Having lived through all these changes in realtime, and as an incurable neophile, I think I can make an educated guess as to what the next 35 years are going to be like, and what we're all going to be doing by 2060. If anything, I'm going to underestimate it, but hopefully you'll be inspired, invigorated and maybe even informed about the future of your career in tech. And yes, you do have one.

11:30

Developer Productivity Engineering: What’s in it for me? - Trisha Gee

It may surprise you to learn that we developers are a patient, tolerant species. People pay us to do what we enjoy - write code and create working applications. In return, we will put up with all sorts of blockages and toil that get in the way of this - long build times, flaky tests, hard-to-debug toolchain failures and so on.
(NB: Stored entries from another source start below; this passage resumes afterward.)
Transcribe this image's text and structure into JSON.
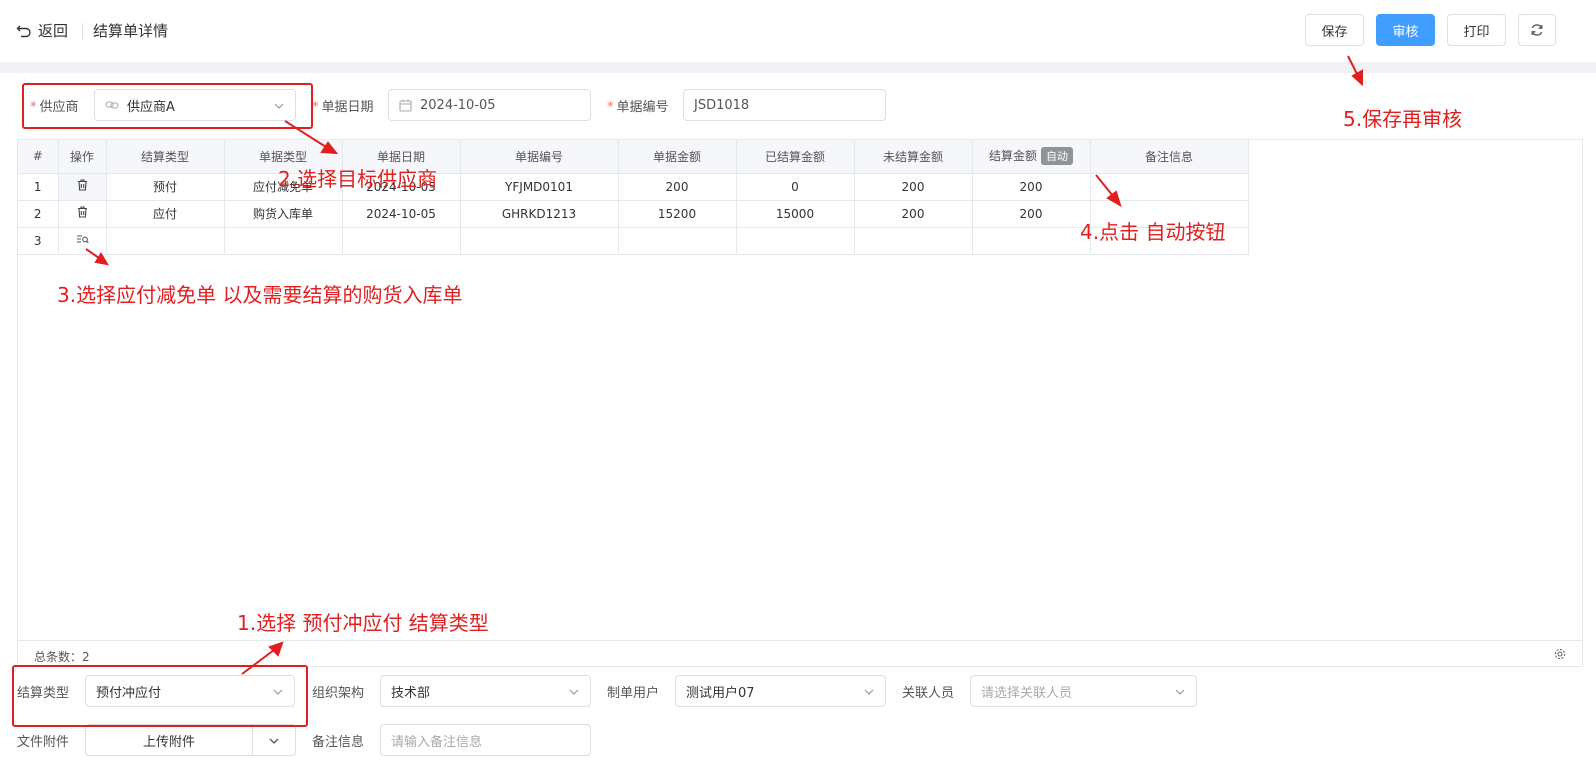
{
  "header": {
    "back_label": "返回",
    "title": "结算单详情",
    "save_label": "保存",
    "approve_label": "审核",
    "print_label": "打印"
  },
  "form_top": {
    "supplier_label": "供应商",
    "supplier_value": "供应商A",
    "date_label": "单据日期",
    "date_value": "2024-10-05",
    "code_label": "单据编号",
    "code_value": "JSD1018"
  },
  "table": {
    "headers": [
      "#",
      "操作",
      "结算类型",
      "单据类型",
      "单据日期",
      "单据编号",
      "单据金额",
      "已结算金额",
      "未结算金额",
      "结算金额",
      "备注信息"
    ],
    "auto_label": "自动",
    "rows": [
      {
        "no": "1",
        "settle_type": "预付",
        "doc_type": "应付减免单",
        "date": "2024-10-05",
        "code": "YFJMD0101",
        "amount": "200",
        "settled": "0",
        "unsettled": "200",
        "settle_amount": "200",
        "remark": ""
      },
      {
        "no": "2",
        "settle_type": "应付",
        "doc_type": "购货入库单",
        "date": "2024-10-05",
        "code": "GHRKD1213",
        "amount": "15200",
        "settled": "15000",
        "unsettled": "200",
        "settle_amount": "200",
        "remark": ""
      },
      {
        "no": "3",
        "settle_type": "",
        "doc_type": "",
        "date": "",
        "code": "",
        "amount": "",
        "settled": "",
        "unsettled": "",
        "settle_amount": "",
        "remark": ""
      }
    ],
    "total_label": "总条数：",
    "total_count": "2"
  },
  "form_bottom": {
    "settle_type_label": "结算类型",
    "settle_type_value": "预付冲应付",
    "org_label": "组织架构",
    "org_value": "技术部",
    "creator_label": "制单用户",
    "creator_value": "测试用户07",
    "related_label": "关联人员",
    "related_placeholder": "请选择关联人员",
    "attach_label": "文件附件",
    "attach_button": "上传附件",
    "remark_label": "备注信息",
    "remark_placeholder": "请输入备注信息"
  },
  "annotations": {
    "step1": "1.选择 预付冲应付 结算类型",
    "step2": "2.选择目标供应商",
    "step3": "3.选择应付减免单 以及需要结算的购货入库单",
    "step4": "4.点击 自动按钮",
    "step5": "5.保存再审核"
  },
  "colors": {
    "primary": "#409eff",
    "annotation": "#e02020",
    "required": "#f56c6c"
  }
}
Is this truly the price we need to pay? Could there be a better world, where the build is as fast as it could possibly be? A world where problems that affect many developers are quickly identified and fixed?
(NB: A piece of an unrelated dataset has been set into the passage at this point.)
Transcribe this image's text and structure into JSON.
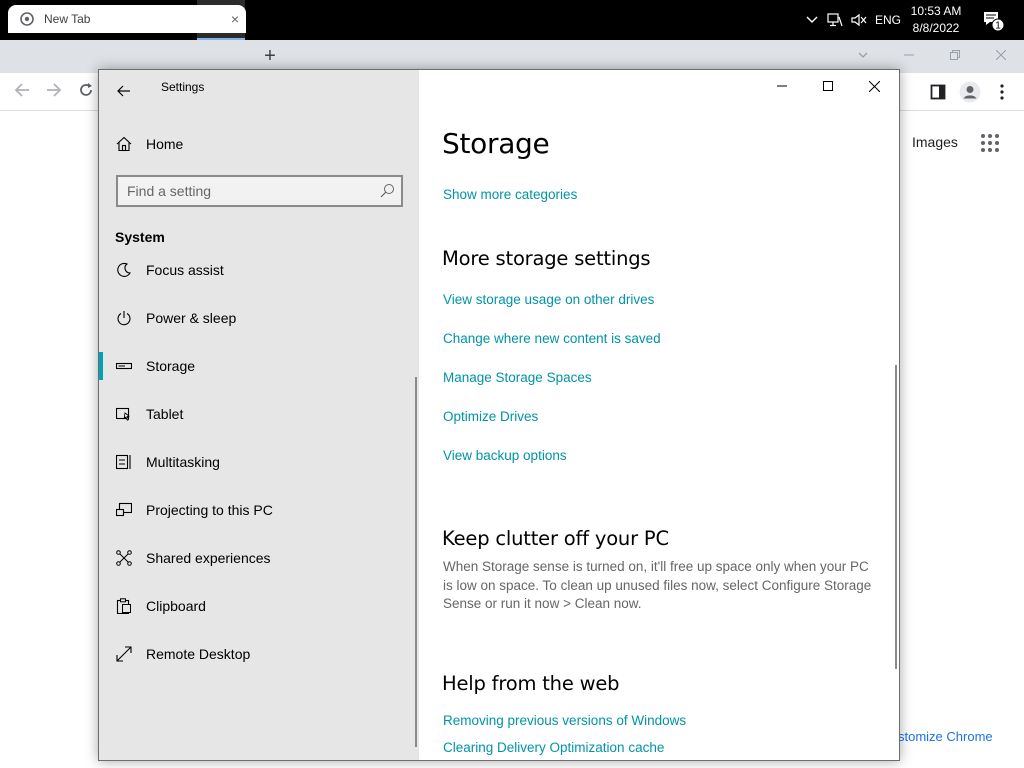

Welcome to the world of Developer Productivity Engineering, where we can get computers to do what they’re good at (automation) to make developers’ lives easier, and make us more effective at our jobs. And while developer joy may be a difficult thing to sell to decision-makers, effective developers who are making the best use of their time, and their hardware, have a direct impact on an organization’s ROI.
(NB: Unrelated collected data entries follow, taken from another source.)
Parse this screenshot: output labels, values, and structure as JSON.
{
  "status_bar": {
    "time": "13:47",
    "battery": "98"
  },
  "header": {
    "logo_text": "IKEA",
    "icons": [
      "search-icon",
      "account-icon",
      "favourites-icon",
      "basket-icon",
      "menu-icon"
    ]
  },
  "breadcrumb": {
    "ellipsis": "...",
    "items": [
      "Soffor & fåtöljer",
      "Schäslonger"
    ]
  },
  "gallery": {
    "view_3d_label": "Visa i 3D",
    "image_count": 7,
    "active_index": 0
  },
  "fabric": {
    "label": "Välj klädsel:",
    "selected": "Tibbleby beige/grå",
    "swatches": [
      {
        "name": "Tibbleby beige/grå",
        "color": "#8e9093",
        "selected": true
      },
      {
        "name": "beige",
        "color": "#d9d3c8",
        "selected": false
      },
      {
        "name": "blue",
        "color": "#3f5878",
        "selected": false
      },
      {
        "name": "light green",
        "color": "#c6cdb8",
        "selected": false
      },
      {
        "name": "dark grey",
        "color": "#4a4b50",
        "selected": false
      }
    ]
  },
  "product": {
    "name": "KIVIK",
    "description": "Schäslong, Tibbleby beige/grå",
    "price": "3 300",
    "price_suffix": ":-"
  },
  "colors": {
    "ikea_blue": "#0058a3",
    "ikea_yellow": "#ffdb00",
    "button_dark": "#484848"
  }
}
In this talk, Trisha will explore what DPE is, give you some practical ways to get started, and discuss ways to help the leaders in your organisation to understand the enormous value DPE could unlock.

12:15

Lunch

Enjoy a delicious lunch break.

13:15

Do It With Style: Rethinking CSS - Dylan Beattie

Cascading Style Sheets. CSS. The language everybody loves to hate. Everything's global, there's no control flow, there's no error messages... in fact, some people say it isn't even a real programming language.

But CSS isn't just about making websites look pretty. It's one of the fundamental building blocks of the open web, and it's continuously evolving. Modern CSS has variables, grids, flexboxes, animations, view transitions... When it comes to layout, accessibility, interaction and validation, CSS can do all kinds of things you thought were impossible - or at least, only possible with a lot of complicated JavaScript. Dylan Beattie's been building web applications since before CSS was invented - yes, really - and in this session, he'll take you on a whirlwind tour of some of the weird and wonderful things you can do in 2026 using semantic HTML, a generous sprinkling of CSS, and absolutely no JavaScript.

OK, maybe a tiny bit of JavaScript. But absolutely no React.

14:15

The Power of an Agile Mindset – for Groups - Linda Rising

In August 2011 in Salt Lake City, Linda gave the closing keynote for the Agile Conference. It introduced the notion of "the agile mindset," based on the research of Stanford psychologist, Carol Dweck. The idea of the agile mindset has grown over time and now the focus has moved up a level to organizations. The question is, "Can an organization, like an individual, have a fixed or a growth mindset? If so, what are the effects on the organization and its employees?" Linda will tackle this question and related ones, with some tips for improving your mindset and that of your team and organization.

15:00

Fika

A second break with refreshments.

15:30

Modern Software Engineering - Building Better Software Faster - Dave Farley

What really works to help us build better software faster? What are the fundamentals of our profession, that if we get them right, and apply them whatever our goal and whatever our technology, will increase our chances of success. Some of these ideas have been hiding in plain sight, and if we just take them and build our practice and process on them, we do get better results. So what are they, what does that take, and what are the hallmarks of great software development?

In this talk Dave Farley explores these ideas, and with examples from software and other industries illustrates each of 10 ideas that when combined can be used to form the basis of a modern, agile, engineering approach to software development. Dave also answers the question “what does ‘quality’ in software really mean?”.